The distance created by technology has another detriment. By now almost all of us have been in virtual meetings. Therefore almost all of us know the temptation to multitask during said meetings. As I and a co-author have discussed elsewhere, the distraction that is almost endemic to the online world makes virtual learning invariably inferior to in-person learning. We all know the temptation to check email, browse the web, look up some fact someone has just brought up. Anything but giving attention. Attention comes from the ability to look each other in the eye. It is the kinetics of a teacher moving about the room, writing things on the board. The capability of reading the room so as to decipher if you should slow down, speed up, go over that again, tell a bad joke to wake people up. I know devotees of online learning who maintain that these can be reproduced online. I am skeptical that this is so, or, if it can be done, it takes enormous effort to replicate that which comes naturally in the classroom.
I should note that I am not claiming that these anti-COVID restrictions were unwise. Given the state of knowledge at the time and the lack of a vaccine, masking, distancing, and providing at least some accommodation to students was a defensible policy. The argument over the prudence of pandemic-related restrictions is an argument for another essay. But we can assess the inevitable costs of these pandemic policies and perhaps gain some perspective on what makes education worthwhile.
When the pandemic first started, and my institution went virtual, I asked my students how they were doing. A student emailed and expressed her frustration. She was a freshman and a student-athlete to boot. She was angry. She had been waiting for years for her college adventure. She wanted to leave home, have new experiences, meet new people, and compete in her sport at a higher level. Now here she was, back home, living with her parents, learning on a computer, with her sport’s season cancelled due to the pandemic. I suspect her frustration was shared, in one way or another, by many students across the nation.

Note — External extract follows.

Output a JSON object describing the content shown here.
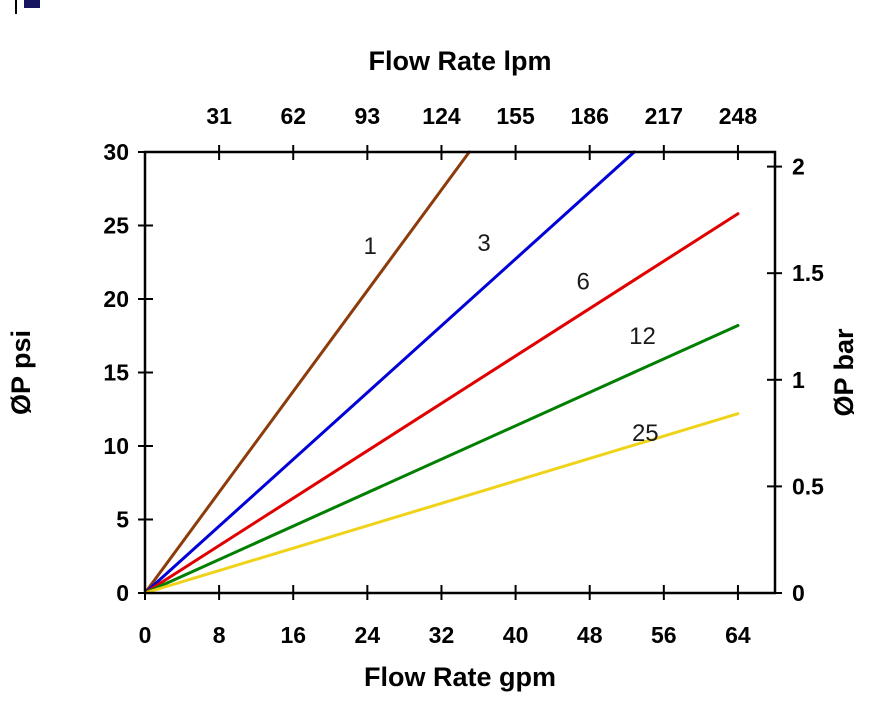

In this may lie an opportunity. Students perhaps realized what they were missing. Learning is not simply a transfer of information, something that online technology enables us to do fairly well. Learning is relationship. We need to be with each other, see each other, and share with each other. My school is, for now, “business as usual.” We have made very few concessions to the pandemic. As I write this we have completed exactly two days of class. It is a joy to see my students’ faces. And perhaps, together, we can commence learning from one another.